In 1997, racial tensions erupt in violence in East Oakland – a problem compounded by decades of disinvestment and intergenerational poverty. Local youth make a plea for help.
The county of Alameda and city of Oakland make an unprecedented investment in East Oakland youth by providing support for the planning of a one-stop health and human services center designed by and for youth.
Youth, residents, public officials, and other stakeholders review national best practices, design the space, plan initial programming, and raise capital support from public and private sources.
YU breaks ground on the building in 2003, and the doors to our 25,000 sq ft, state-of-the-art facility open in May 2005.

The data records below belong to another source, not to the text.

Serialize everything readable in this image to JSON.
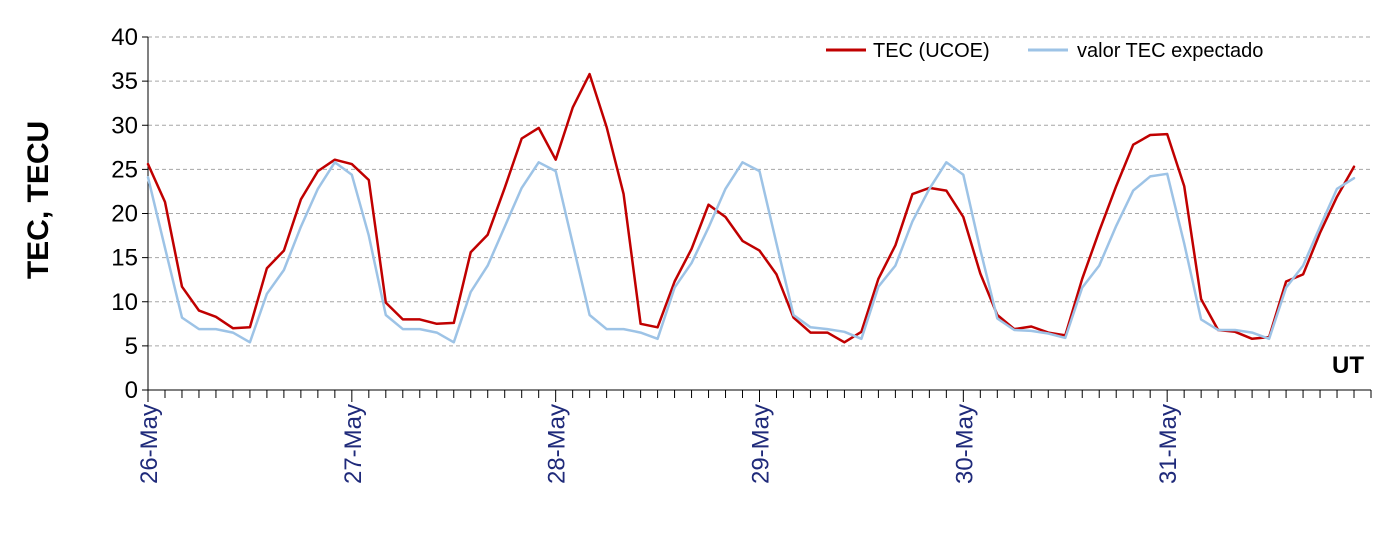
{
  "chart_data": {
    "type": "line",
    "title": "",
    "ylabel": "TEC, TECU",
    "xlabel": "UT",
    "ylim": [
      0,
      40
    ],
    "yticks": [
      0,
      5,
      10,
      15,
      20,
      25,
      30,
      35,
      40
    ],
    "xticks": [
      {
        "label": "26-May",
        "x": 0
      },
      {
        "label": "27-May",
        "x": 24
      },
      {
        "label": "28-May",
        "x": 48
      },
      {
        "label": "29-May",
        "x": 72
      },
      {
        "label": "30-May",
        "x": 96
      },
      {
        "label": "31-May",
        "x": 120
      }
    ],
    "x_unit": "hours since 26-May 00 UT",
    "x_range": [
      0,
      144
    ],
    "minor_tick_hours": 2,
    "grid": "horizontal dashed",
    "legend_position": "top-right",
    "series": [
      {
        "name": "TEC (UCOE)",
        "color": "#c00000",
        "points": [
          [
            0,
            25.6
          ],
          [
            2,
            21.3
          ],
          [
            4,
            11.7
          ],
          [
            6,
            9.0
          ],
          [
            8,
            8.3
          ],
          [
            10,
            7.0
          ],
          [
            12,
            7.1
          ],
          [
            14,
            13.8
          ],
          [
            16,
            15.8
          ],
          [
            18,
            21.6
          ],
          [
            20,
            24.8
          ],
          [
            22,
            26.1
          ],
          [
            24,
            25.6
          ],
          [
            26,
            23.8
          ],
          [
            28,
            9.9
          ],
          [
            30,
            8.0
          ],
          [
            32,
            8.0
          ],
          [
            34,
            7.5
          ],
          [
            36,
            7.6
          ],
          [
            38,
            15.6
          ],
          [
            40,
            17.6
          ],
          [
            42,
            22.9
          ],
          [
            44,
            28.5
          ],
          [
            46,
            29.7
          ],
          [
            48,
            26.1
          ],
          [
            50,
            32.0
          ],
          [
            52,
            35.8
          ],
          [
            54,
            29.8
          ],
          [
            56,
            22.2
          ],
          [
            58,
            7.5
          ],
          [
            60,
            7.1
          ],
          [
            62,
            12.3
          ],
          [
            64,
            16.0
          ],
          [
            66,
            21.0
          ],
          [
            68,
            19.6
          ],
          [
            70,
            16.9
          ],
          [
            72,
            15.8
          ],
          [
            74,
            13.1
          ],
          [
            76,
            8.2
          ],
          [
            78,
            6.5
          ],
          [
            80,
            6.5
          ],
          [
            82,
            5.4
          ],
          [
            84,
            6.6
          ],
          [
            86,
            12.6
          ],
          [
            88,
            16.4
          ],
          [
            90,
            22.2
          ],
          [
            92,
            22.9
          ],
          [
            94,
            22.6
          ],
          [
            96,
            19.6
          ],
          [
            98,
            13.2
          ],
          [
            100,
            8.5
          ],
          [
            102,
            6.9
          ],
          [
            104,
            7.2
          ],
          [
            106,
            6.5
          ],
          [
            108,
            6.2
          ],
          [
            110,
            12.6
          ],
          [
            112,
            18.0
          ],
          [
            114,
            23.1
          ],
          [
            116,
            27.8
          ],
          [
            118,
            28.9
          ],
          [
            120,
            29.0
          ],
          [
            122,
            23.1
          ],
          [
            124,
            10.3
          ],
          [
            126,
            6.8
          ],
          [
            128,
            6.6
          ],
          [
            130,
            5.8
          ],
          [
            132,
            6.0
          ],
          [
            134,
            12.3
          ],
          [
            136,
            13.1
          ],
          [
            138,
            17.8
          ],
          [
            140,
            21.9
          ],
          [
            142,
            25.3
          ]
        ]
      },
      {
        "name": "valor TEC expectado",
        "color": "#9dc3e6",
        "points": [
          [
            0,
            24.1
          ],
          [
            2,
            16.1
          ],
          [
            4,
            8.2
          ],
          [
            6,
            6.9
          ],
          [
            8,
            6.9
          ],
          [
            10,
            6.5
          ],
          [
            12,
            5.4
          ],
          [
            14,
            10.9
          ],
          [
            16,
            13.6
          ],
          [
            18,
            18.5
          ],
          [
            20,
            22.8
          ],
          [
            22,
            25.8
          ],
          [
            24,
            24.4
          ],
          [
            26,
            17.5
          ],
          [
            28,
            8.5
          ],
          [
            30,
            6.9
          ],
          [
            32,
            6.9
          ],
          [
            34,
            6.5
          ],
          [
            36,
            5.4
          ],
          [
            38,
            11.1
          ],
          [
            40,
            14.1
          ],
          [
            42,
            18.5
          ],
          [
            44,
            22.9
          ],
          [
            46,
            25.8
          ],
          [
            48,
            24.8
          ],
          [
            50,
            16.6
          ],
          [
            52,
            8.5
          ],
          [
            54,
            6.9
          ],
          [
            56,
            6.9
          ],
          [
            58,
            6.5
          ],
          [
            60,
            5.8
          ],
          [
            62,
            11.6
          ],
          [
            64,
            14.4
          ],
          [
            66,
            18.4
          ],
          [
            68,
            22.8
          ],
          [
            70,
            25.8
          ],
          [
            72,
            24.8
          ],
          [
            74,
            16.6
          ],
          [
            76,
            8.5
          ],
          [
            78,
            7.1
          ],
          [
            80,
            6.9
          ],
          [
            82,
            6.6
          ],
          [
            84,
            5.8
          ],
          [
            86,
            11.7
          ],
          [
            88,
            14.1
          ],
          [
            90,
            19.1
          ],
          [
            92,
            22.8
          ],
          [
            94,
            25.8
          ],
          [
            96,
            24.4
          ],
          [
            98,
            15.9
          ],
          [
            100,
            8.1
          ],
          [
            102,
            6.8
          ],
          [
            104,
            6.7
          ],
          [
            106,
            6.4
          ],
          [
            108,
            5.9
          ],
          [
            110,
            11.6
          ],
          [
            112,
            14.1
          ],
          [
            114,
            18.6
          ],
          [
            116,
            22.6
          ],
          [
            118,
            24.2
          ],
          [
            120,
            24.5
          ],
          [
            122,
            16.6
          ],
          [
            124,
            8.0
          ],
          [
            126,
            6.8
          ],
          [
            128,
            6.8
          ],
          [
            130,
            6.5
          ],
          [
            132,
            5.8
          ],
          [
            134,
            11.6
          ],
          [
            136,
            14.1
          ],
          [
            138,
            18.5
          ],
          [
            140,
            22.8
          ],
          [
            142,
            24.0
          ]
        ]
      }
    ]
  }
}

Programming begins with a unique public/private partnership between YU and government, foundation and other local youth service agencies.
YU continues to evolve and expand comprehensive services for high-risk youth seeking a pathway to safety, college and career, attracting 1,600 members in the first year. Programming becomes more integrated and unified, and YU becomes the primary provider of onsite services.
YU establishes the region’s first street-based conflict mediation program, and moves beyond direct service work by building out public policy and system change efforts focusing on public safety, health, housing, education, economic development, and civic engagement.
Today, YU is a vibrant, neighborhood hub that holds a world of hope and possibility for local youth. Our staff of 50 serves about 300 youth each day who, together, continue to transform the community and influence local policies that impact youth.